PM Boris Johnson swore he would rather be “dead in a ditch” than extend the Brexit deadline from 31st October 2019. Nonetheless, with a minority government, his attempt at a hasty exit was thwarted.

After all the talk of a new deal, his Brexit deal is relatively similar to May’s. One key difference is that the backstop has been replaced with a ‘front stop’, effectively creating a border in the Irish Sea, with goods being checked at ‘points of entry’ into Northern Ireland. Taxes will only be paid on goods being moved from Britain to Northern Ireland if they are considered ‘at risk’ of being moved into the EU afterwards.

After 46 years in the EU, we are leaving.  Whether you see Brexit as a black cloud of doom or see leaving the EU as beneficial, there is a single certainty: things will change. EU law will no longer apply throughout the transition period, though we will remain in the customs union and single market. The government will pass a body of new laws to replace freedom of movement and EU legislation on environment, agriculture and trade.
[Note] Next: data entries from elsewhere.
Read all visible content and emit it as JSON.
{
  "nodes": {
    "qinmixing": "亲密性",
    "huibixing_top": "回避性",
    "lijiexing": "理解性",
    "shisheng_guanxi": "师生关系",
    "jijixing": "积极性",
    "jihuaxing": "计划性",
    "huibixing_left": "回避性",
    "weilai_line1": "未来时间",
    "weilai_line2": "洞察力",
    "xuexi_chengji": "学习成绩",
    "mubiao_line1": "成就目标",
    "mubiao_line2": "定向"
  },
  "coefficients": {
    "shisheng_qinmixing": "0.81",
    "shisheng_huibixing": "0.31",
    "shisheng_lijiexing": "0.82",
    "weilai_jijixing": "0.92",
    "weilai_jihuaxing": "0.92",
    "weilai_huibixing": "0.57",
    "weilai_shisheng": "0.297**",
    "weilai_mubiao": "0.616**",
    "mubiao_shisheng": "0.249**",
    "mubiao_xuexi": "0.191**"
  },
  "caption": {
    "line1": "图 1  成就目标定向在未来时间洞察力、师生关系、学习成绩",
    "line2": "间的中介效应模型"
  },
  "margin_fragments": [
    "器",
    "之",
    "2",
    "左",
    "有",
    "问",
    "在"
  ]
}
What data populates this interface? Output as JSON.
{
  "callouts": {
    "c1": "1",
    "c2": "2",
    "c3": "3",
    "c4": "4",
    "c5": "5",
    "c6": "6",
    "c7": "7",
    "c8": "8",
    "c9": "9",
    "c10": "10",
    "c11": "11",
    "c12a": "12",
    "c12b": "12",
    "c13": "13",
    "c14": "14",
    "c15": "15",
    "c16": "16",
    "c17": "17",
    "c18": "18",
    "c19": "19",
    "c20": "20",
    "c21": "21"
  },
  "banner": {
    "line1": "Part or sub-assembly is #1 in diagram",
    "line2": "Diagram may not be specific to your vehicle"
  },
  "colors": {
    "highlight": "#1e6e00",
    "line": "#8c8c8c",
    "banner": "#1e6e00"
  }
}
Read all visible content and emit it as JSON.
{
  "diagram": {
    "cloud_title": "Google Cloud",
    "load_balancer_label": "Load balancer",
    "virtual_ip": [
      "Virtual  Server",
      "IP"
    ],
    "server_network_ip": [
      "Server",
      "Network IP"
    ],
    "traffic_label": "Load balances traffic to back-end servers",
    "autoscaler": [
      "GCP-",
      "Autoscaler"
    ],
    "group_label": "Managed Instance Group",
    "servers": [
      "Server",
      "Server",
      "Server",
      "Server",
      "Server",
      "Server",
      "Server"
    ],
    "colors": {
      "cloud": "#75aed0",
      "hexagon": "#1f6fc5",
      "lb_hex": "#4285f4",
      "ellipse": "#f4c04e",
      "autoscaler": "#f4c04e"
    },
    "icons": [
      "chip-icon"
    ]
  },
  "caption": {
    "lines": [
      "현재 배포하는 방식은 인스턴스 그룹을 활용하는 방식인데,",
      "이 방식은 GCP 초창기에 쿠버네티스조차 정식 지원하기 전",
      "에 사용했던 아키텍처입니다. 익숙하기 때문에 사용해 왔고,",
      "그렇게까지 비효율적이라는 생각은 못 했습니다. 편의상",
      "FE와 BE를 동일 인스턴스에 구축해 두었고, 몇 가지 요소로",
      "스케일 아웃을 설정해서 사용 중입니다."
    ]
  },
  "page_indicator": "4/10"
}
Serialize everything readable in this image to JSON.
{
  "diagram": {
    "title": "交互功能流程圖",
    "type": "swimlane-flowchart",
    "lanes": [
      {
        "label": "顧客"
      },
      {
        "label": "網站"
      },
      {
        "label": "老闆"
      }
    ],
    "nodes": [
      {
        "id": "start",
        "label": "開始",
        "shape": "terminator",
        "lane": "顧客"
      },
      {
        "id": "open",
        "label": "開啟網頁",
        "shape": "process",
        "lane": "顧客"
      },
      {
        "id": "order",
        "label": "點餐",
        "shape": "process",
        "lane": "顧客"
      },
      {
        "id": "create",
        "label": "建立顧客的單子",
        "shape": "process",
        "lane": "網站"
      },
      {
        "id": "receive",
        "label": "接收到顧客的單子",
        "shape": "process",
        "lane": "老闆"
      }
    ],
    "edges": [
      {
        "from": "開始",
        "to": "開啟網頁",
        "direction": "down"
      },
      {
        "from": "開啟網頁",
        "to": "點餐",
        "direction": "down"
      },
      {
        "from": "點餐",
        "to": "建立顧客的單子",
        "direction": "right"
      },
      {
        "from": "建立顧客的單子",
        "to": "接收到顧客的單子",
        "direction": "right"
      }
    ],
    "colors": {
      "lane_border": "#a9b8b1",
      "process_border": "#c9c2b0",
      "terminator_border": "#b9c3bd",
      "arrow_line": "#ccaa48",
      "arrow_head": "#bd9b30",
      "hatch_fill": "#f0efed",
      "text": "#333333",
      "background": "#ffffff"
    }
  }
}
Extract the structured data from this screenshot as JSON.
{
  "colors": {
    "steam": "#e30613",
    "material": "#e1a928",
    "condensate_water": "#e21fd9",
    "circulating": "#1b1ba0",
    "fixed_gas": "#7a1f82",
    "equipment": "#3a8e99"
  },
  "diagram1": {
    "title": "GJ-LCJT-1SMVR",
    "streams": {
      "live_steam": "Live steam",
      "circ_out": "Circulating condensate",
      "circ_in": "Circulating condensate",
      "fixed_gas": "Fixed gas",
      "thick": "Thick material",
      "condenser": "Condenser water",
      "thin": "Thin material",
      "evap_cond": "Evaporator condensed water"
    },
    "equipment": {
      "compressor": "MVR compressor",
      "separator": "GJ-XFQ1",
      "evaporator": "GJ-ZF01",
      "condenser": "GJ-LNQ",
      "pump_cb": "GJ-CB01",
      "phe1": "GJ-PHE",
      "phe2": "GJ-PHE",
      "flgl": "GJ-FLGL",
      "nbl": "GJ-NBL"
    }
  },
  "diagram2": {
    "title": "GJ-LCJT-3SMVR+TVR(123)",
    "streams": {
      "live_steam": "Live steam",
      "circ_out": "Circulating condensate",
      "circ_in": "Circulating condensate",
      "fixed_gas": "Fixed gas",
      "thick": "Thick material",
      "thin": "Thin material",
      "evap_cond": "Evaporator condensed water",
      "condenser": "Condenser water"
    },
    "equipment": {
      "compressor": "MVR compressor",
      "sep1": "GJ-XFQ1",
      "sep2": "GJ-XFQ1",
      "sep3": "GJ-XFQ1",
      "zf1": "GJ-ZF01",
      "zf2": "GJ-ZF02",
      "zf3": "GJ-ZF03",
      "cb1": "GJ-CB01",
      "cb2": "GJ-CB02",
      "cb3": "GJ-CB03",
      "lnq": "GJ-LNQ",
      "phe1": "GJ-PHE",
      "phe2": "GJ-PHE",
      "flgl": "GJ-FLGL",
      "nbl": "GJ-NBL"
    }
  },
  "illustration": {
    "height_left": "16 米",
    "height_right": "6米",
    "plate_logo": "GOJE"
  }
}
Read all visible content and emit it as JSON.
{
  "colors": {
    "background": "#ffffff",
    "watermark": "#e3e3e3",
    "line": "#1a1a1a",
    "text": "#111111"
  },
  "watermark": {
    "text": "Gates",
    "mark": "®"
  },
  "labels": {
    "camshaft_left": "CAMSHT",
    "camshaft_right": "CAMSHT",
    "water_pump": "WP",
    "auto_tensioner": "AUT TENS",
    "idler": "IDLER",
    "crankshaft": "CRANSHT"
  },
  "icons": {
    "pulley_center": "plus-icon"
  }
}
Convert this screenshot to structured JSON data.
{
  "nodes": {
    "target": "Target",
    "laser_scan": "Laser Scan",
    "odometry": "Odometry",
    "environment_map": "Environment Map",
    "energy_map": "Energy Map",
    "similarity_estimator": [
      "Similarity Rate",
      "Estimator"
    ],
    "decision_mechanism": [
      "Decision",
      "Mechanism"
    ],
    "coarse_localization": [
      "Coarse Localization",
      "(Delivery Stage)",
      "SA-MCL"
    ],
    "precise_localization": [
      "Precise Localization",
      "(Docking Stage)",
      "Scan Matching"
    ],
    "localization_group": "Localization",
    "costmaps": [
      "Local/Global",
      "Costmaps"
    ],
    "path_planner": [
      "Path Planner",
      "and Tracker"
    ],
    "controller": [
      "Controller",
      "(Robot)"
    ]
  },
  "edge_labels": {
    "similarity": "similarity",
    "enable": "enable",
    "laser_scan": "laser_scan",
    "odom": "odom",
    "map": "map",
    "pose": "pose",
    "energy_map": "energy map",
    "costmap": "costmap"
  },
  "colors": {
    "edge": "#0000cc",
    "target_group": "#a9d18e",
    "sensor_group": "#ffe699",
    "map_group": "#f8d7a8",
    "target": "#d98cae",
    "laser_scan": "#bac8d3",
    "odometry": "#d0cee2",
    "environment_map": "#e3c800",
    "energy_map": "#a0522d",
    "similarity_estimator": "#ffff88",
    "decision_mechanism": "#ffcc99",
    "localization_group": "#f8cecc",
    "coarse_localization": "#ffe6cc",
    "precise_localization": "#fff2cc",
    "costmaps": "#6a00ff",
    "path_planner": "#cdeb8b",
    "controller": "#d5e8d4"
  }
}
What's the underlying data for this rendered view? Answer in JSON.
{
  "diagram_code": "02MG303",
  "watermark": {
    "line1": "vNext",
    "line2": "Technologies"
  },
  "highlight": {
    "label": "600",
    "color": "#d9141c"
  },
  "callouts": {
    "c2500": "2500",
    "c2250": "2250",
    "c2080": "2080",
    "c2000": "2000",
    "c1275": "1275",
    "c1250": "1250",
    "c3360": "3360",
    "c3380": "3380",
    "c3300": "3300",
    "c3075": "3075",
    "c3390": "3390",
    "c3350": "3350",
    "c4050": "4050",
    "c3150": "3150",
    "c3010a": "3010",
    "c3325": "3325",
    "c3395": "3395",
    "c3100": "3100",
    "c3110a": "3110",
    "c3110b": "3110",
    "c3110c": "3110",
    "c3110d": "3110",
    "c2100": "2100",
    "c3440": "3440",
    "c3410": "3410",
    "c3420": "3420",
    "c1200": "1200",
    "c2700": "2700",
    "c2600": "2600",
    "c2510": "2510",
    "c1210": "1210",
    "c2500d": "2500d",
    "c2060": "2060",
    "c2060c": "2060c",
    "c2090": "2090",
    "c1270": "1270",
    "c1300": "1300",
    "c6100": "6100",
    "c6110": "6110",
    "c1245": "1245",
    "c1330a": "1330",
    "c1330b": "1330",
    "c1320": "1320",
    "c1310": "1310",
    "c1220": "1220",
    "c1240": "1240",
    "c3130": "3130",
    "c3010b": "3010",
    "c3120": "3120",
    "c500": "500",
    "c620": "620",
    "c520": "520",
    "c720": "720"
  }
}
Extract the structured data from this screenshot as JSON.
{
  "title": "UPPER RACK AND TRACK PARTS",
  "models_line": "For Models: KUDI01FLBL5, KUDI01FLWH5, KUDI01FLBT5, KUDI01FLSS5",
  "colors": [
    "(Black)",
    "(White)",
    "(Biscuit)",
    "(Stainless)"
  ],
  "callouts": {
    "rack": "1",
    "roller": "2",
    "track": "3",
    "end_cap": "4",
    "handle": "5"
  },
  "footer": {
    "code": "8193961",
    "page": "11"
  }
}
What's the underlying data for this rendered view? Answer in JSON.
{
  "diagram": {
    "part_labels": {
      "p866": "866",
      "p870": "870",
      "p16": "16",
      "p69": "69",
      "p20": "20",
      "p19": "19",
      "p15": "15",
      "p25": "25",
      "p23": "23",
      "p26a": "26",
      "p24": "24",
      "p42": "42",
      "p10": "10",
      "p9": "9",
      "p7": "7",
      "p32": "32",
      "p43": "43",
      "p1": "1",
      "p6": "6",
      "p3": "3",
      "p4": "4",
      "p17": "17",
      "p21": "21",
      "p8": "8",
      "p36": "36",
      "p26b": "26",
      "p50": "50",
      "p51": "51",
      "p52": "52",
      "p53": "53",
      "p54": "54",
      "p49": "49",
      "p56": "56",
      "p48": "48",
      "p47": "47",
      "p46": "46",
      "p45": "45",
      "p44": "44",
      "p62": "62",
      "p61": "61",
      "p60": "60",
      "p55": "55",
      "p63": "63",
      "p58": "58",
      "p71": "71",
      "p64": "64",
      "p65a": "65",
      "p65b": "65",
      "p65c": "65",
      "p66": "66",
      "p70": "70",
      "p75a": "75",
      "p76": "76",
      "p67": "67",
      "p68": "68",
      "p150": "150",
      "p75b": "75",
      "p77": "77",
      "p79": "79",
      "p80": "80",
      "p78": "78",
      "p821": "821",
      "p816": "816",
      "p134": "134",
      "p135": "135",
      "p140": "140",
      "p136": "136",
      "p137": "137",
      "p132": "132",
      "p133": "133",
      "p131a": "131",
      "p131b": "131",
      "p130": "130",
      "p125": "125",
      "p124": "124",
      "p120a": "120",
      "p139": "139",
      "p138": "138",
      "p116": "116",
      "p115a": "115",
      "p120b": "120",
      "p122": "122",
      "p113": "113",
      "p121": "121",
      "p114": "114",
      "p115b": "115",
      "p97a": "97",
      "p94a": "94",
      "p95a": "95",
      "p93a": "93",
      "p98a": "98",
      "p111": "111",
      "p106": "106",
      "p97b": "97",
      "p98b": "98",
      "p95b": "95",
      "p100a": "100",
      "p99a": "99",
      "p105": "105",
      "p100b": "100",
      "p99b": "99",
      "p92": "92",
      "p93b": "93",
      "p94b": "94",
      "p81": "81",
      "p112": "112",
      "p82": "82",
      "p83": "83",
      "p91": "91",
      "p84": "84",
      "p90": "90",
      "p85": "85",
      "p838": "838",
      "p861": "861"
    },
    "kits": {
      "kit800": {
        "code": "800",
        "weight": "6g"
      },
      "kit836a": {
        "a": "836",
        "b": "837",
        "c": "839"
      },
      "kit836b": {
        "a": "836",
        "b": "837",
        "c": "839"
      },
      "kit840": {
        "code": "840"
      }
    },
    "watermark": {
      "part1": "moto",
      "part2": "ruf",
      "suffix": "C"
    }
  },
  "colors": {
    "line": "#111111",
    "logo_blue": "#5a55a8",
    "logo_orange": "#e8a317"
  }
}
If a trade agreement hasn’t been reached by 31st December and Johnson has not requested an extension, the UK will then trade according to World Trade Organisation terms.

The immediate change after Brexit may not be overly stark for the average person – turbulence in the value of the pound, a slightly different selection of food in the supermarket, slower border control – but for better or for worse, our relationship with the rest of the world will be reconfigured, and the next 11 months will determine just how.